Justo ayer, cuando el Congreso aprobó en lo particular y en lo general la Ley de Seguridad Interior, el noticiero nocturno de Denisse Maerker mostró un video en donde se aprecia a seis elementos en activo de la Marina secuestrar a un empresario a plena luz del día en la Ciudad de México.

El empresario transitaba en un automóvil blanco, modelo Passat de la marca Volkswagen, cuando un vehículo oficial de la Marina le indicó que se detuviera.

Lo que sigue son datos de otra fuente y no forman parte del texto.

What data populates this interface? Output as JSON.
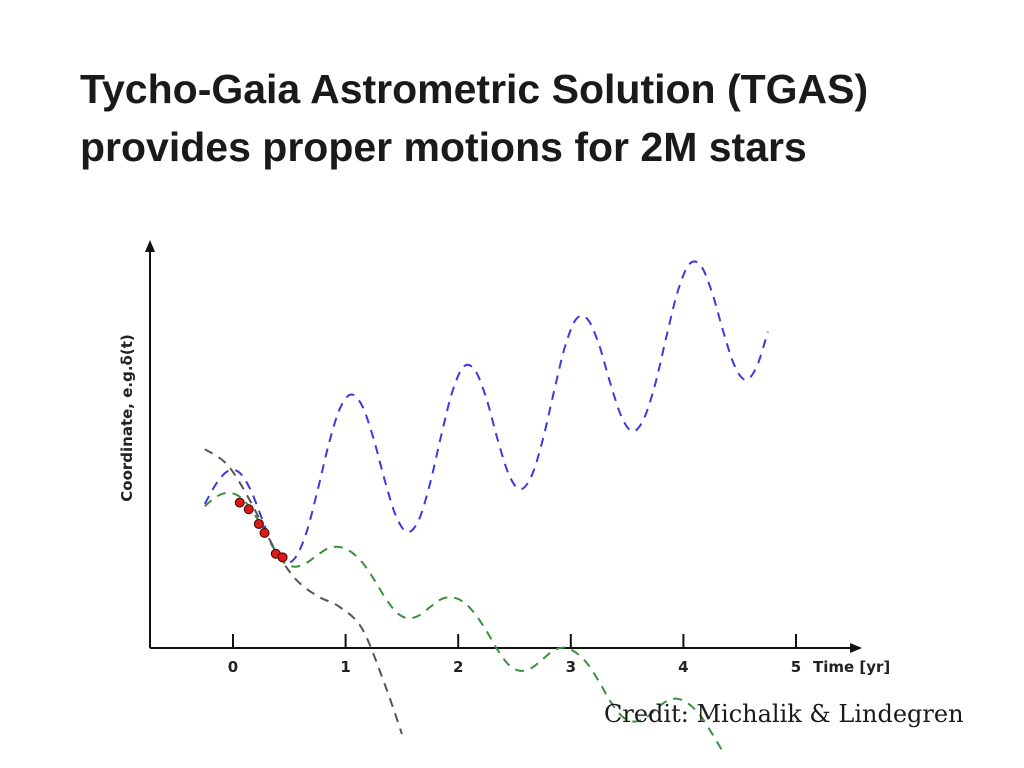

Ahí mismo, le informaron que se trataba de un secuestro, por el cual pidieron 20 millones de pesos. Los familiares del secuestrado reunieron únicamente dos millones de pesos.

Ante la molestia de los secuestradores, el empresario de origen veracruzano admitió que el resto del dinero estaba disponible en una cuenta a la que presuntamente solo él tenía acceso. Así la familia logró acordar un intercambio de rehenes.

En este intercambio, los marinos entregaron al empresario a cambio de un sobrino suyo. Luego de estar libre, el empresario reconoció a sus secuestradores en fotografías proporcionadas por la policía. Esto llevó a que fuerzas especiales desarrollarán dos operativos donde se recuperó a salvo a la víctima y se detuvo a los 6 implicados, todos marinos en activo que usaron vehículos oficiales.

Aunque esta historia tiene, en apariencia, un final tranquilizante, pues ningún inocente perdió la vida, nada nos asegura que con la nueva Ley de Seguridad Interior estas escenas no vayan a ser más frecuentes. Si las fuerzas armadas tienen súbitamente poderes extraordinarios, ¿qué nos asegura que no se van a corromper extraordinariamente?

Un particular peligro que se deja entrever a partir de este caso es que genera desconfianza. Difícilmente el empresario secuestrado se hubiera detenido ante unos desconocidos; el confió en los marinos y luego fue secuestrado. ¿Quieren que empecemos a desconfiar (más aún) de las Fuerzas Armadas?

La ley recién aprobada no ofrece garantías de que escenas como esta no ocurrirán en el futuro próximo; y, por el contrario, no pocas veces se ha comprobado la responsabilidad del ejército y la Marina en acciones criminales y/o represoras.